Coming off a grueling 17-day road trip without a single off-day to recuperate, the Nashville Predators were tasked with playing the defending Stanley Cup champion Chicago Blackhawks on home ice. While the game would be take place within the friendly confines of Bridgestone Arena, Barry Trotz’s club viewed the contest as an extension of its lengthy sojourn, as they had mere hours to rest at home before returning to action.
To make matters more difficult, the ‘Hawks had been playing some great hockey, winning seven of eight prior to their trip to the Music City. The Preds, on the other hand, had been out-scored 17-2 in their past four games and sat at the bottom of the Central Division, which Chicago happens to lead.
“The odds were against us,” Patric Hornqvist said. “No question.”
In the end, the final score of 7-2 wasn’t all that surprising; however, the fact that the Preds were the team to rack up seven goals was quite unexpected.
Craig Smith finished with three points (1 G, 2A) Marek Mazanec stopped 39 of 41 shots on goal and Nashville got back on track with a tremendous upset over its heated rival.
And in poetic fashion, it was the oft-criticized Viktor Stalberg, a former ‘Hawk, who put the game out of reach, tipping a Gabriel Bourque pass over Crawford’s left shoulder to give the Preds a 5-2 lead with just 13:31 left in regulation.
“Stalberg was huge. That put them on their heels, and then we got another one, and then obviously another one, and that was game set match,” said Trotz.
“But the fifth goal, that sort of put the game in check.”
“Obviously, it was exciting for me. I was [with Chicago] for a few years, and I have some good friends on that team. It feels good to beat them in our first game,” Stalberg said with a smile. “It was a great win, but the most important thing is that we got back to playing great hockey and got contribution from every single player out there.

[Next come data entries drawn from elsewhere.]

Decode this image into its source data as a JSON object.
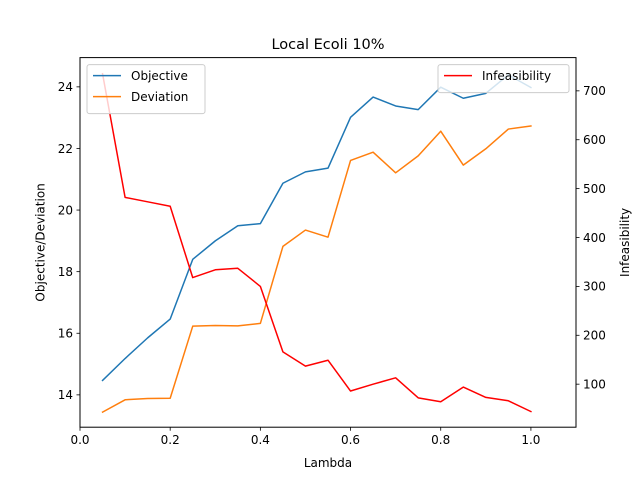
{
  "chart_data": {
    "type": "line",
    "title": "Local Ecoli 10%",
    "xlabel": "Lambda",
    "ylabel_left": "Objective/Deviation",
    "ylabel_right": "Infeasibility",
    "xlim": [
      0.0,
      1.1
    ],
    "ylim_left": [
      12.95,
      24.95
    ],
    "ylim_right": [
      12,
      768
    ],
    "xticks": [
      0.0,
      0.2,
      0.4,
      0.6,
      0.8,
      1.0
    ],
    "xtick_labels": [
      "0.0",
      "0.2",
      "0.4",
      "0.6",
      "0.8",
      "1.0"
    ],
    "yticks_left": [
      14,
      16,
      18,
      20,
      22,
      24
    ],
    "yticks_right": [
      100,
      200,
      300,
      400,
      500,
      600,
      700
    ],
    "x": [
      0.05,
      0.1,
      0.15,
      0.2,
      0.25,
      0.3,
      0.35,
      0.4,
      0.45,
      0.5,
      0.55,
      0.6,
      0.65,
      0.7,
      0.75,
      0.8,
      0.85,
      0.9,
      0.95,
      1.0
    ],
    "series": [
      {
        "name": "Objective",
        "axis": "left",
        "color": "#1f77b4",
        "values": [
          14.47,
          15.18,
          15.85,
          16.46,
          18.4,
          19.0,
          19.49,
          19.56,
          20.87,
          21.24,
          21.36,
          23.01,
          23.67,
          23.38,
          23.26,
          23.99,
          23.63,
          23.79,
          24.39,
          23.98
        ]
      },
      {
        "name": "Deviation",
        "axis": "left",
        "color": "#ff7f0e",
        "values": [
          13.44,
          13.84,
          13.88,
          13.89,
          16.23,
          16.25,
          16.24,
          16.32,
          18.82,
          19.35,
          19.12,
          21.61,
          21.88,
          21.21,
          21.76,
          22.56,
          21.46,
          21.99,
          22.63,
          22.73
        ]
      },
      {
        "name": "Infeasibility",
        "axis": "right",
        "color": "#ff0000",
        "values": [
          735,
          482,
          473,
          464,
          318,
          334,
          337,
          300,
          166,
          137,
          149,
          86,
          100,
          113,
          72,
          64,
          94,
          73,
          66,
          44
        ]
      }
    ],
    "legend_left": "upper left",
    "legend_right": "upper right",
    "grid": false
  }
}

The Preds have made a bit of a habit of playing to their opponent’s level, which is helpful when taking on powerhouses like Colorado and Chicago, but crippling when up against the likes of New Jersey and Winnipeg. This is an issue the team will have to address in the long run, but for now it’s encouraging to know they can knock out heavyweights, and do so under less-than-ideal conditions.
“I think we’ve been down here the last couple games and it’s easy to get too down on yourself,” Stalberg said. “But we try to keep the mood light here int he locker room and just come ready to play. I thought we did a good job right off the getgo, and really took it to them.”

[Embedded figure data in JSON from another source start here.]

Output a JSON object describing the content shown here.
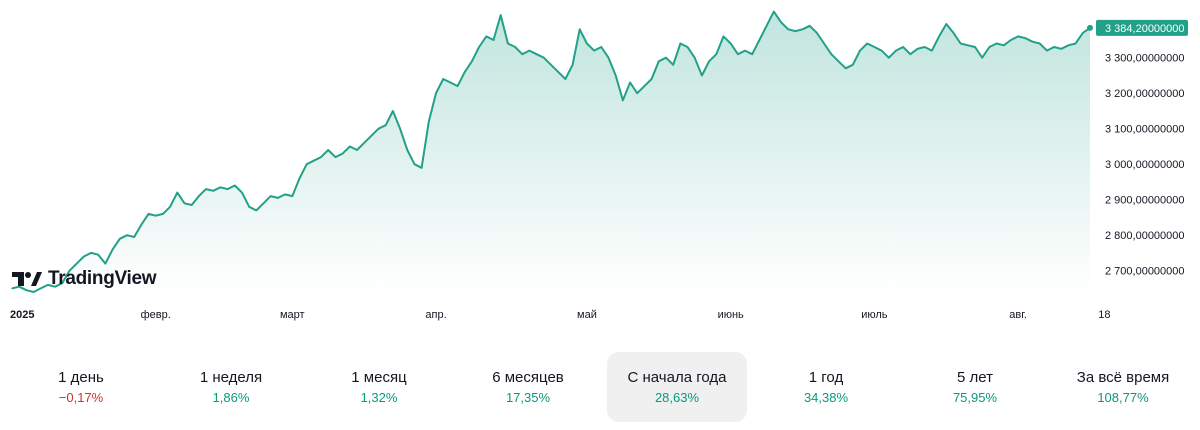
{
  "logo": {
    "text": "TradingView"
  },
  "chart_data": {
    "type": "area",
    "last_value_label": "3 384,20000000",
    "ylim": [
      2640,
      3440
    ],
    "y_ticks": [
      {
        "value": 3300,
        "label": "3 300,00000000"
      },
      {
        "value": 3200,
        "label": "3 200,00000000"
      },
      {
        "value": 3100,
        "label": "3 100,00000000"
      },
      {
        "value": 3000,
        "label": "3 000,00000000"
      },
      {
        "value": 2900,
        "label": "2 900,00000000"
      },
      {
        "value": 2800,
        "label": "2 800,00000000"
      },
      {
        "value": 2700,
        "label": "2 700,00000000"
      }
    ],
    "x_ticks": [
      {
        "index": 0,
        "label": "2025",
        "bold": true
      },
      {
        "index": 20,
        "label": "февр.",
        "bold": false
      },
      {
        "index": 39,
        "label": "март",
        "bold": false
      },
      {
        "index": 59,
        "label": "апр.",
        "bold": false
      },
      {
        "index": 80,
        "label": "май",
        "bold": false
      },
      {
        "index": 100,
        "label": "июнь",
        "bold": false
      },
      {
        "index": 120,
        "label": "июль",
        "bold": false
      },
      {
        "index": 140,
        "label": "авг.",
        "bold": false
      },
      {
        "index": 152,
        "label": "18",
        "bold": false
      }
    ],
    "colors": {
      "line": "#22a08a",
      "fill_top": "#22a08a",
      "label_bg": "#22a08a"
    },
    "values": [
      2650,
      2655,
      2645,
      2640,
      2650,
      2660,
      2655,
      2665,
      2700,
      2720,
      2740,
      2750,
      2745,
      2720,
      2760,
      2790,
      2800,
      2795,
      2830,
      2860,
      2855,
      2860,
      2880,
      2920,
      2890,
      2885,
      2910,
      2930,
      2925,
      2935,
      2930,
      2940,
      2920,
      2880,
      2870,
      2890,
      2910,
      2905,
      2915,
      2910,
      2960,
      3000,
      3010,
      3020,
      3040,
      3020,
      3030,
      3050,
      3040,
      3060,
      3080,
      3100,
      3110,
      3150,
      3100,
      3040,
      3000,
      2990,
      3120,
      3200,
      3240,
      3230,
      3220,
      3260,
      3290,
      3330,
      3360,
      3350,
      3420,
      3340,
      3330,
      3310,
      3320,
      3310,
      3300,
      3280,
      3260,
      3240,
      3280,
      3380,
      3340,
      3320,
      3330,
      3300,
      3250,
      3180,
      3230,
      3200,
      3220,
      3240,
      3290,
      3300,
      3280,
      3340,
      3330,
      3300,
      3250,
      3290,
      3310,
      3360,
      3340,
      3310,
      3320,
      3310,
      3350,
      3390,
      3430,
      3400,
      3380,
      3375,
      3380,
      3390,
      3370,
      3340,
      3310,
      3290,
      3270,
      3280,
      3320,
      3340,
      3330,
      3320,
      3300,
      3320,
      3330,
      3310,
      3325,
      3330,
      3320,
      3360,
      3395,
      3370,
      3340,
      3335,
      3330,
      3300,
      3330,
      3340,
      3335,
      3350,
      3360,
      3355,
      3345,
      3340,
      3320,
      3330,
      3325,
      3335,
      3340,
      3370,
      3384
    ]
  },
  "periods": [
    {
      "label": "1 день",
      "value": "−0,17%",
      "sign": "neg",
      "active": false
    },
    {
      "label": "1 неделя",
      "value": "1,86%",
      "sign": "pos",
      "active": false
    },
    {
      "label": "1 месяц",
      "value": "1,32%",
      "sign": "pos",
      "active": false
    },
    {
      "label": "6 месяцев",
      "value": "17,35%",
      "sign": "pos",
      "active": false
    },
    {
      "label": "С начала года",
      "value": "28,63%",
      "sign": "pos",
      "active": true
    },
    {
      "label": "1 год",
      "value": "34,38%",
      "sign": "pos",
      "active": false
    },
    {
      "label": "5 лет",
      "value": "75,95%",
      "sign": "pos",
      "active": false
    },
    {
      "label": "За всё время",
      "value": "108,77%",
      "sign": "pos",
      "active": false
    }
  ]
}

Perhaps the most surprising ingredient to Saturday’s triumph was the performance of rookie netminder Marek Mazanec, who earned the elusive first win of his NHL career. While he struggled in his first three games in a Nashville sweater, the 22-year-old Czech stood strong between the pipes and thwarted a lethal Chicago offense.
“I honestly didn’t really think about it,” he said of getting his first NHL win. “It’s just another game, and I tried to be helpful for my team … I’m definitely more comfortable facing more shots during a game. I don’t want to wait for a shot for five minutes. It was a good game for me because they shot from every position.”
The Preds will take some time to recuperate before hitting the road again on Tuesday, and will return home again next Saturday to take on the New York Rangers. Nashville’s schedule doesn’t get a whole lot easier in the coming weeks, but its victory over Chicago may be a necessary boost to the team’s morale.
“[This win] is obviously going to be big for our confidence,” said Stalberg. “Great win, hopefully we can keep rolling a bit here.”